We know that the rich are getting richer. We know that there are more of them.
And we know that the fund management and banking industries are devoting huge resources to the new discipline of “wealth management”.
All this is clear enough from economic statistics, and from the most cursory look at the money management industry.
The gloriously readable league tables of the world’s wealthy produced by publications such as Forbes push it beyond doubt.
What is still much less clear is how, exactly, the wealthy invest differently from others.
Generalisations about “the wealthy” and their demands need to be handled with care. According to Forbes, the world’s five richest individuals are, in order: an US software entrepreneur, a successful US investment manager, a Mexican investor who controls a national telephone monopoly, the Swedish founder of Ikea and an Indian entrepreneur who has consolidated the global steel industry. Bill Gates, Warren Buffett, Carlos Slim, Ingvar Kamprad and Lakshmi Mittal are all very rich, but it might be dangerous to make too many generalisations about them.
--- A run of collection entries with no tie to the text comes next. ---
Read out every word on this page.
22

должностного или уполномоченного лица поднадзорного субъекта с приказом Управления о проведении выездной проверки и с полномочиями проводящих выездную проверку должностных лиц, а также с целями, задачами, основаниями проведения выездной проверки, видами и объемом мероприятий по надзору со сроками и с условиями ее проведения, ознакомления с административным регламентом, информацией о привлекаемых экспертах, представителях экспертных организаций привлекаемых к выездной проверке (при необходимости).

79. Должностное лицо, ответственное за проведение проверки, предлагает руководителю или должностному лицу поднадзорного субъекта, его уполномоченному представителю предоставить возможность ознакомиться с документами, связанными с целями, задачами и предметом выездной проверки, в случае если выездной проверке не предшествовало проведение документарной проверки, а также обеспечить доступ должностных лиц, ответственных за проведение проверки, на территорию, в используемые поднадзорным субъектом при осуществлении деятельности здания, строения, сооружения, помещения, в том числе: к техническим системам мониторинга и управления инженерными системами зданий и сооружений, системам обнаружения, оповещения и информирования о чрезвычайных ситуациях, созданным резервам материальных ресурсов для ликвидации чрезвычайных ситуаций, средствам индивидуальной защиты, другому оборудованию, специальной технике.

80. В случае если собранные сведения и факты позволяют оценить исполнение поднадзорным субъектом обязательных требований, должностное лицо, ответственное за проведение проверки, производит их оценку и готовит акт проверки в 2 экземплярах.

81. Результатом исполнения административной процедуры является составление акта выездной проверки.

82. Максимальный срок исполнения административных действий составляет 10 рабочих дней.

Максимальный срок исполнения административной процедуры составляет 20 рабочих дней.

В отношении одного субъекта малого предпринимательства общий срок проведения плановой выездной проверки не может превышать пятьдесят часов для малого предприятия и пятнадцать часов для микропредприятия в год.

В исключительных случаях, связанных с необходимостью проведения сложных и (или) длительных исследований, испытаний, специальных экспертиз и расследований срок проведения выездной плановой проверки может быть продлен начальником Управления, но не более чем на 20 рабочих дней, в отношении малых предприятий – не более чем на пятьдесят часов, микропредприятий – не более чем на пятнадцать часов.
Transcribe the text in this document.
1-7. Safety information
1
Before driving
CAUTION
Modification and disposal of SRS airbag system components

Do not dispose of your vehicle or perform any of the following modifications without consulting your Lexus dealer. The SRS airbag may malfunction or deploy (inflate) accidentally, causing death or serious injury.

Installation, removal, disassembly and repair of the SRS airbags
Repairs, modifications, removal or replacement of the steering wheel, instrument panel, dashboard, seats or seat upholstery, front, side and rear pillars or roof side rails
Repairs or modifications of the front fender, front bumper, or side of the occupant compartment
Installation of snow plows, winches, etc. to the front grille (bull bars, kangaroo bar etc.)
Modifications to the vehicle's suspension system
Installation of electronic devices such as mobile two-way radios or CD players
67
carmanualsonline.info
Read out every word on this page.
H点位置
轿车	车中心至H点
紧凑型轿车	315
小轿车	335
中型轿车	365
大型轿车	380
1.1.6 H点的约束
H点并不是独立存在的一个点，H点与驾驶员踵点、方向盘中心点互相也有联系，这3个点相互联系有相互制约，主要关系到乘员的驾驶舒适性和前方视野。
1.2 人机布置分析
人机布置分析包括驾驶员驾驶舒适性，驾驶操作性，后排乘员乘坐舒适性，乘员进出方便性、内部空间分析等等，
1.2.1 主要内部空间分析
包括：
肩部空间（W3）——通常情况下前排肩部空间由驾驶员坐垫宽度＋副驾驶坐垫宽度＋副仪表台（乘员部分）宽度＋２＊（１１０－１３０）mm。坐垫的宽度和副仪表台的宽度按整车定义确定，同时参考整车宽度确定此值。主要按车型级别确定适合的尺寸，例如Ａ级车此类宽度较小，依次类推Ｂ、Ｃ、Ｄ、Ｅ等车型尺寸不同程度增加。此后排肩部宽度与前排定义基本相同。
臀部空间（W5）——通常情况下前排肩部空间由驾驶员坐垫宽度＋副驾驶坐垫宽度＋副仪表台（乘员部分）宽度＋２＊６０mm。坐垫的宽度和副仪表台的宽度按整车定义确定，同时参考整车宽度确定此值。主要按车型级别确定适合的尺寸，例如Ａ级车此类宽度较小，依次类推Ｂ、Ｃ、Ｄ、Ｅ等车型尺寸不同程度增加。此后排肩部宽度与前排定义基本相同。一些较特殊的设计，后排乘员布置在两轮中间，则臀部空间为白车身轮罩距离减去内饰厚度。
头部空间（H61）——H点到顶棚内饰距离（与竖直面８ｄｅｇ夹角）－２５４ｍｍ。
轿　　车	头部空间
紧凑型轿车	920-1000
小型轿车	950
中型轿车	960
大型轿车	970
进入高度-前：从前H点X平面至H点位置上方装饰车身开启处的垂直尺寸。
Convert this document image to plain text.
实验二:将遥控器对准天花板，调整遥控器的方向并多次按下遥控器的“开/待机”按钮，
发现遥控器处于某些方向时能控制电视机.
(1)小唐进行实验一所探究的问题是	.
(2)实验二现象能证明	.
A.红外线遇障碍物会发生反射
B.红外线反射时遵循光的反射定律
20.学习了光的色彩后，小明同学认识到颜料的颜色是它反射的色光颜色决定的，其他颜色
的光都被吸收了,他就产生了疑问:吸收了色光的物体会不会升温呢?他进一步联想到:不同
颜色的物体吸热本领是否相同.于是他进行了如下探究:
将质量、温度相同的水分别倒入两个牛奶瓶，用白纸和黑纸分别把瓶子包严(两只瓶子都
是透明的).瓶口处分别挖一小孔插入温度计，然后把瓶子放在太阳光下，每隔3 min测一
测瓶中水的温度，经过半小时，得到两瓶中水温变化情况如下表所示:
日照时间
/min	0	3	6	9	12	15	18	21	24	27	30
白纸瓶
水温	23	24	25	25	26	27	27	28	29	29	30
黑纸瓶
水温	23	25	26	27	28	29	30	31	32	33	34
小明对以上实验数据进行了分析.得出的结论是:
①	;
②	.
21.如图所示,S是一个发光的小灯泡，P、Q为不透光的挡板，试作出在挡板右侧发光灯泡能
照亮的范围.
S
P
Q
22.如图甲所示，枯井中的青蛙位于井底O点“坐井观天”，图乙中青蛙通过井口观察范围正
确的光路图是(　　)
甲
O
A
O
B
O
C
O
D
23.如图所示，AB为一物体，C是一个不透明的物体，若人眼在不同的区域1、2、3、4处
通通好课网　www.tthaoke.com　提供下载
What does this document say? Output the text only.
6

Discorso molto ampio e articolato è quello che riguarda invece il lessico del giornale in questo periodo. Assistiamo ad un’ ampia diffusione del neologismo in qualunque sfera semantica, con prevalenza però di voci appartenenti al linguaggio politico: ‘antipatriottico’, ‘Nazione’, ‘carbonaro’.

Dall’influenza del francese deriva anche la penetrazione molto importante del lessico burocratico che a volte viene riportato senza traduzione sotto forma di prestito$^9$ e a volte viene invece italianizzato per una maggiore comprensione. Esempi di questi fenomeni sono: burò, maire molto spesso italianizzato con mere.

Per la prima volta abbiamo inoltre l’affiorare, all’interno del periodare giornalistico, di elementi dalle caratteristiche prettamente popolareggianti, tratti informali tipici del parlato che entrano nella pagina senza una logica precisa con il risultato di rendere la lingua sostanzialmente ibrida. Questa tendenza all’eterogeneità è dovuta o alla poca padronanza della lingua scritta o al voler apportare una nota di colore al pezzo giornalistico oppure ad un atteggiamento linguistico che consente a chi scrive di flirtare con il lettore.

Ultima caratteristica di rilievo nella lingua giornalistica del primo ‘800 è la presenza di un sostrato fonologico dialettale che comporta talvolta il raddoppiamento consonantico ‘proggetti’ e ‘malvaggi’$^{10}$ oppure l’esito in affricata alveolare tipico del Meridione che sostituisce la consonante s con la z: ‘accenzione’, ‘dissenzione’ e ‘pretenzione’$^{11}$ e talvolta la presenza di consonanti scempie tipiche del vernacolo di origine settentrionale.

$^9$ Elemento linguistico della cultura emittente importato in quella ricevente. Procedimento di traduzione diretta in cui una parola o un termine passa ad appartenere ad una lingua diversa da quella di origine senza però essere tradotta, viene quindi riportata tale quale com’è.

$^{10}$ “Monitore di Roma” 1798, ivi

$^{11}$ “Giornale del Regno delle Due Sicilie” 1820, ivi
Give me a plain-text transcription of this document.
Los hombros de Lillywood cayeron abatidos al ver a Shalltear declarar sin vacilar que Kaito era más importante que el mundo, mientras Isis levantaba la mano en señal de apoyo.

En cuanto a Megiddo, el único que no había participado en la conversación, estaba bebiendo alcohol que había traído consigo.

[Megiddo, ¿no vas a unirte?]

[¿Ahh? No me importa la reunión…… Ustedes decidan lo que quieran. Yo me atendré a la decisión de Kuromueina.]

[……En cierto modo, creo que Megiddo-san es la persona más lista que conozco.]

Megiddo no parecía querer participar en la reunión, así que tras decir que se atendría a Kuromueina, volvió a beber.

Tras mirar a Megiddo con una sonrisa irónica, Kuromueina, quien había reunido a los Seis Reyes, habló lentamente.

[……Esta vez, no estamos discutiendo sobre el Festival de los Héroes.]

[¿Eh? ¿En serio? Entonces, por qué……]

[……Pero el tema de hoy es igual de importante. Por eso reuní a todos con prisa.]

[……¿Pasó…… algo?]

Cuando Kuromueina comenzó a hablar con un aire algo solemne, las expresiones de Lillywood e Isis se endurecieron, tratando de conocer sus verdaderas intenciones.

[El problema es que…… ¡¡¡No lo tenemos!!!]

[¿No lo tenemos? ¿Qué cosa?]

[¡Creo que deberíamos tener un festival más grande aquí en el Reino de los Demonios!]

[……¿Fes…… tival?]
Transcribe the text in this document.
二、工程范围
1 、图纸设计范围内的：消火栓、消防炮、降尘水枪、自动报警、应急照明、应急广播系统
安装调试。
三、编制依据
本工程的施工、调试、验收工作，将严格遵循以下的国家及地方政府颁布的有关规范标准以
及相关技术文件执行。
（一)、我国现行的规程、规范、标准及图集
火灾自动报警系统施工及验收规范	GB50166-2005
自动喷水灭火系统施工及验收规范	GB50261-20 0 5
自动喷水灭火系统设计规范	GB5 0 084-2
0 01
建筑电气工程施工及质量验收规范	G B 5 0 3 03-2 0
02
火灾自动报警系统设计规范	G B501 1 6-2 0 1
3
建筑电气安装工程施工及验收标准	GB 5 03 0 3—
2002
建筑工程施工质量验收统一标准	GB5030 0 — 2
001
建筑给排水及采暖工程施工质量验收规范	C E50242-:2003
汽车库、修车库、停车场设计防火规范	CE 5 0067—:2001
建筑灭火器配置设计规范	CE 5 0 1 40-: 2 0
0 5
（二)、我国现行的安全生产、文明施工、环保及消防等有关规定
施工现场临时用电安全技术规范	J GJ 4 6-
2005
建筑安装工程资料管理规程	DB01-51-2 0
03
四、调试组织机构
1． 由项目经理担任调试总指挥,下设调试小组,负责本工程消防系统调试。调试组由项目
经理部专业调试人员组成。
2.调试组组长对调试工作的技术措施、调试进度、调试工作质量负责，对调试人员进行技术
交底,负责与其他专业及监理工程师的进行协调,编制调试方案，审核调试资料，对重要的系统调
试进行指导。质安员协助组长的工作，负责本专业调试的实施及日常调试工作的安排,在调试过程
However, the wealth management industry does seem to operate on the assumption that there are some generalisations that can be made about the wealthy.
One is that they are keen to take on greater risks, not open to the public, in a bid to expand their wealth still further.
Hedge funds and private equity, two sectors that have driven the markets for several years now and deservedly hogged much attention, are not directly available to normal retail investors.
They are available to the wealthy, and central to the activities of private banks and wealth managers. Wealthy investors can also use various strategies, such as short-selling or the heavy use of derivatives, that regulators close off to most retail investors.
But do the wealthy really need this?
In theory, at least, a “wealth” manager should be able to ignore all the standard fund management concerns about beta and alpha – returns correlated and uncorrelated, respectively, to the market – and should also avoid benchmarking against average market returns.
One of the many advantages of great wealth is that you no longer need to make a great, market-beating return to be wealthy.
Your only concerns should be, first, to avoid doing something stupid that actually loses your wealth, and second, to beat inflation.
That suggests in turn that the most sensible strategy is what is now known as “absolute return” investing, where the cash is the benchmark to beat, and the key is never to lose money.
In other words, although the very wealthy can afford to take greater risks than others, it is probably more rational for them instead to be more conservative. They can take more risks, but they do not need to. It is those who have not saved enough for their retirement who might rationally start taking big investment risks.
A number of recent surveys suggest that the wealthy do indeed behave this way. It appears that they are more, not less, conservative than the investing public as a whole. As a result, they may have played the recent sharp downturn in world markets rather better than everyone else.
Tiger 21, a New York-based group with 115 members, all of whom are “self-made” and have more than $7bn in investable assets between them, published a survey of its members earlier this month. They shifted their exposure to equities from 37 per cent in 2005 to only 30 per cent coming in to this year.
Their exposure to alternatives did double, but only from a low base – from 4.5 to 9.5 per cent. Their average holding in cash was 9 per cent. And the alternatives they chose seem to have been designed more for the risk-averse.
Similarly, a study by Spectrem, a market research group, of US investors who had a net investable worth of at least $5m found that 43 per cent wanted the majority of their investments to have a guaranteed rate of return.
This showed a change since 2003, when the desired allocation to guaranteed returns was only 29 per cent. As this was, in retrospect, a great time to scoop up bargains in the equity market, that may show that rich people are just better at calling the market, rather than fundamentally more risk-averse.
Their perceptions of the investments being proffered in their direction by the wealth management industry are intriguing. For example, 74 per cent describe hedge funds as “high risk” (as their name implies, they were once meant to be the opposite), while 61 per cent described private equity the same way.
The very richest seem particularly cool on the attractions of hedge funds. A Spectrem survey of households with $25m or more to invest – high net worth by any definition – found that only 27 per cent held hedge funds, down from 38 per cent a year earlier. The mean investment they held in hedge funds was $1.6m.
These rich Americans overwhelmingly described their risk tolerance as “either moderate or conservative,” according to Spectrem.
For these people, it is not so much a question of “seeking alpha” – the holy grail of returns uncorrelated to the market – as “beating cash,” or “staying ahead of inflation”. This may be a form of alpha, but only the least risky alpha-generating strategies need apply.
None of this can be generalised, of course. Many entrepreneurs get rich by running one business superbly well, and then want to make sure they hold on to the wealth they created. Some, doubtless, look to carry on making huge returns, and do not mind taking the risk.
But the picture of the wealthy, even including self-made entrepreneurs, as risk-averse, makes sense. They are only learning the lessons of history. Look at the Forbes list, and note how it is the entrepreneurs of today who dominate. “Old money” is there, but lower down, and falling.
One thing that does unite the top five is that they are self-made men. The same is true of much of the rest of the list.
The famous names of the great 19th century “robber barons” are not to be found. Had these families’ wealth merely kept up with inflation, they would have been.